Today the United States Supreme Court issued its decision in McCutcheon v. Federal Election Commission, invalidating federal statutory aggregate limits on the amount of money that an individual may contribute to all federal candidates and federal committees. Prior to the Court’s decision, federal law imposed a maximum contribution limit from an individual contributor at $48,600 to federal candidates, and at a total of $74,600 to other federal political committees, such as political parties and political action committees. The constitutionality of the individual contribution limit for federal candidates, which is a combined $5,200 for the primary and general elections, was not before the Court.

The Court held that candidate contributions represent an exercise of free speech and association rights, both protected by the First Amendment. The Court observed that the aggregate limits, combined with the individual candidate contribution limits, would permit a contributor to give maximum contributions to only nine federal candidates. This imposes a burden on a contributor who “must limit the number of candidates he supports, and may have to choose which of several policy concerns he will advance – clear First Amendment harms...”. The Court rejected the government’s argument that limits are necessary to prevent quid pro quo corruption of federal candidates and officers. “The difficulty [with the government’s argument] is that once the aggregate limits kick in, they ban all contributions of any amount... If there is no corruption concern in giving nine candidates up to $5,200 each, it is difficult to understand how a tenth candidate can be regarded as corruptible if given $1,801, and all others corruptible if given a dime.”

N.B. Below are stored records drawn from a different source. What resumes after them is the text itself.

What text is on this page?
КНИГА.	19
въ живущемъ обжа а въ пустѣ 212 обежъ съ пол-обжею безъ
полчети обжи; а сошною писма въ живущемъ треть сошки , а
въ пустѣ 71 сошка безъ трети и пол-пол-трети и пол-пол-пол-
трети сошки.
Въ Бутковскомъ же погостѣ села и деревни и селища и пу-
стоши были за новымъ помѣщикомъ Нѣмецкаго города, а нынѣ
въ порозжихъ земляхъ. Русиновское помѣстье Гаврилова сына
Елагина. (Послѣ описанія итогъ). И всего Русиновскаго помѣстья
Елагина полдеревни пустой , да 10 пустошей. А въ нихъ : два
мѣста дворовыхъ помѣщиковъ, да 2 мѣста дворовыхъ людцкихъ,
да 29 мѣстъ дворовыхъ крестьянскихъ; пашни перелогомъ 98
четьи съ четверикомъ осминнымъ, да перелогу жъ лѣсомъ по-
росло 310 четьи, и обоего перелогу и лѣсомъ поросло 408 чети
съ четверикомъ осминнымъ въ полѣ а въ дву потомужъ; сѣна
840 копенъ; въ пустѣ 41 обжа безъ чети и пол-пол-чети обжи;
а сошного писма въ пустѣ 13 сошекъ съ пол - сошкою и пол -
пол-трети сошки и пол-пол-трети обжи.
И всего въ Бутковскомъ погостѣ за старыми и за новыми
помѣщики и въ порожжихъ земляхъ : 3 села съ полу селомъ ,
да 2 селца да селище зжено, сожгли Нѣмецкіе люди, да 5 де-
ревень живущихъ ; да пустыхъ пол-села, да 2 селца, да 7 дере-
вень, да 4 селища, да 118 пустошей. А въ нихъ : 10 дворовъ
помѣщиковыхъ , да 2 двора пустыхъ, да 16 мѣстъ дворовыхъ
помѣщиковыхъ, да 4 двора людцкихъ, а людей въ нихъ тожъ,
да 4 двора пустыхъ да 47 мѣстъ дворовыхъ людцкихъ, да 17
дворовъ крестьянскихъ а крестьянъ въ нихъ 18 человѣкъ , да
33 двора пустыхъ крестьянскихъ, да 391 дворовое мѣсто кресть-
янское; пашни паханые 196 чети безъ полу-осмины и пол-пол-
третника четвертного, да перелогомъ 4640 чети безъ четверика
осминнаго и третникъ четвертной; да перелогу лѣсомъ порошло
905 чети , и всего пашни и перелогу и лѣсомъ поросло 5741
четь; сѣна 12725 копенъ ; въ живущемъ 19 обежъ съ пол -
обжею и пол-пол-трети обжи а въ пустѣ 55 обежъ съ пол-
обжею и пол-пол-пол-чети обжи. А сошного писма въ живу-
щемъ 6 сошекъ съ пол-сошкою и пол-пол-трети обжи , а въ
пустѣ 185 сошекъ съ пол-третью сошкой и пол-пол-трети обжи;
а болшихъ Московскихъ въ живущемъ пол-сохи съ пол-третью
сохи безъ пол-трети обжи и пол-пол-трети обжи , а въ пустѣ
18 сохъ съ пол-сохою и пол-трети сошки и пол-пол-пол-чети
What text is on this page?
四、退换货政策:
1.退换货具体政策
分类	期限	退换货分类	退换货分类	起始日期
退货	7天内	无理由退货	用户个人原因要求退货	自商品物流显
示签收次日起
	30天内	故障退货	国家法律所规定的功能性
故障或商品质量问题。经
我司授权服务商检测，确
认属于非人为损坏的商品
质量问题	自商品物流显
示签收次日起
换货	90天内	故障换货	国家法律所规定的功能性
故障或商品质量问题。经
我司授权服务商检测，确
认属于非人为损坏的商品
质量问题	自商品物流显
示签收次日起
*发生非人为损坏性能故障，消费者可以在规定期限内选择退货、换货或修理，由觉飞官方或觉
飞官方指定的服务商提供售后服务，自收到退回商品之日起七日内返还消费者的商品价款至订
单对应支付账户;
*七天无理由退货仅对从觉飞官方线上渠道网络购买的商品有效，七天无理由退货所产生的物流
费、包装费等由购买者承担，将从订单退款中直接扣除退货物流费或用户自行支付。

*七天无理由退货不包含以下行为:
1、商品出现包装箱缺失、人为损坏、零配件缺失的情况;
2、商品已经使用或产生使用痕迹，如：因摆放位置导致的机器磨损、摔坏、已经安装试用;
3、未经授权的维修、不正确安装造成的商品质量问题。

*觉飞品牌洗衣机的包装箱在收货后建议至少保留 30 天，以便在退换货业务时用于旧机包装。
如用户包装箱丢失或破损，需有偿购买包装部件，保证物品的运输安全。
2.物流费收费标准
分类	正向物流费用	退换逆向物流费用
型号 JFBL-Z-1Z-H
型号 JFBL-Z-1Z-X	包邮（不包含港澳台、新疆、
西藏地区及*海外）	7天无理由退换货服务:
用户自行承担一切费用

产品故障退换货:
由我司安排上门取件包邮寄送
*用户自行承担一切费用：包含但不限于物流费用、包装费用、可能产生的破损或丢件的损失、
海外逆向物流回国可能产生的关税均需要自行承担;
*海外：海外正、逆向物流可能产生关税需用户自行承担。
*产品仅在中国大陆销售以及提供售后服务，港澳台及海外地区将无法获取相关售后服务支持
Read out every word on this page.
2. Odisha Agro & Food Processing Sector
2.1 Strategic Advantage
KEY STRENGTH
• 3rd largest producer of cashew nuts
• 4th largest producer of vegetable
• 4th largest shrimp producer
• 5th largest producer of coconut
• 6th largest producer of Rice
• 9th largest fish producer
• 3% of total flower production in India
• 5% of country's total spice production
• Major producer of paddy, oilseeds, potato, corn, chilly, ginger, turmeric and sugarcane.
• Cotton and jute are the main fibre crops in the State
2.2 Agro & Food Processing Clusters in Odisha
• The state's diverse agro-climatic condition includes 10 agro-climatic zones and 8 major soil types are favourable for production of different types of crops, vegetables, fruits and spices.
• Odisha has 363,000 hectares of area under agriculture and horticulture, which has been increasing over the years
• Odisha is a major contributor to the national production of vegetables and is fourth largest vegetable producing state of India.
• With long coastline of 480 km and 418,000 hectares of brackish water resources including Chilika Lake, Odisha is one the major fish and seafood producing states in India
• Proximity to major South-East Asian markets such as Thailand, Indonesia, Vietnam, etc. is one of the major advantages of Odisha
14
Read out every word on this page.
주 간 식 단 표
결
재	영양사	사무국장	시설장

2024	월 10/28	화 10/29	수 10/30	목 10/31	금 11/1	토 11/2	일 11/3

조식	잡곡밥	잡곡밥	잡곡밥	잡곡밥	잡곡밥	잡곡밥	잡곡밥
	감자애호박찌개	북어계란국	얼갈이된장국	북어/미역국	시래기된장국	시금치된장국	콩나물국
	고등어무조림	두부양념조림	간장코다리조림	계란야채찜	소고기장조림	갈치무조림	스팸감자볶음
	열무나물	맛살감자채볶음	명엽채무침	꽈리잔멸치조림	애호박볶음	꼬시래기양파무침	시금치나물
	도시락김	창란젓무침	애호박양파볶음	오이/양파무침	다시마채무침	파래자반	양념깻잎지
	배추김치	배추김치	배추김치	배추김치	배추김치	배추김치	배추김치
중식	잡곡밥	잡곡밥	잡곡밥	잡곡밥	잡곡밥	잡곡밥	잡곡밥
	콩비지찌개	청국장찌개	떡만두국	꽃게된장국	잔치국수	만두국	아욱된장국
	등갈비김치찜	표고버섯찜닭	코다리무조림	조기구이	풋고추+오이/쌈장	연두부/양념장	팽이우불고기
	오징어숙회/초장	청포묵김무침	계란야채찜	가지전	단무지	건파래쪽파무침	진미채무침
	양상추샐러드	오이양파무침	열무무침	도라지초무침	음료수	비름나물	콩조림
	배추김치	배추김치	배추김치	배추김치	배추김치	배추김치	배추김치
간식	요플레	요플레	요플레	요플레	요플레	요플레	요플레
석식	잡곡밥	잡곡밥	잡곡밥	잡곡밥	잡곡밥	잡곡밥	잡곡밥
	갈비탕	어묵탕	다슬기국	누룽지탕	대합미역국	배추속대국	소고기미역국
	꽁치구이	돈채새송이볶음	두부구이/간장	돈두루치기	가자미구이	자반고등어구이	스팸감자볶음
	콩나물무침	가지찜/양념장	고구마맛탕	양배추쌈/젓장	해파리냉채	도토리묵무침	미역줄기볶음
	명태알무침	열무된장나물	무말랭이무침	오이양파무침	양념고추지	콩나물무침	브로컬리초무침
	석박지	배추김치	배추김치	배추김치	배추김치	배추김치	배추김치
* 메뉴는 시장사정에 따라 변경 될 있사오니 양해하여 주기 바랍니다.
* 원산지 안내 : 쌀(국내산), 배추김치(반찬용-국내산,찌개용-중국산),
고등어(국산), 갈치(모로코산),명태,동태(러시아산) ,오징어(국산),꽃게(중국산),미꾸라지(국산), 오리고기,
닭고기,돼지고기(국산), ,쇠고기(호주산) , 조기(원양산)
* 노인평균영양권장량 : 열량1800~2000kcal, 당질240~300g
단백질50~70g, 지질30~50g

McCutcheon represents the latest in a series of cases in which five justices have invalidated campaign finance reforms enacted in the post-Watergate era and by the Bipartisan Campaign Reform Act of 2003 (also known as “McCain-Feingold”). Although the decision did not disturb the limit on the amount that a donor may give to an individual candidate, many observers contend that a similar First Amendment challenge will soon be before the Court.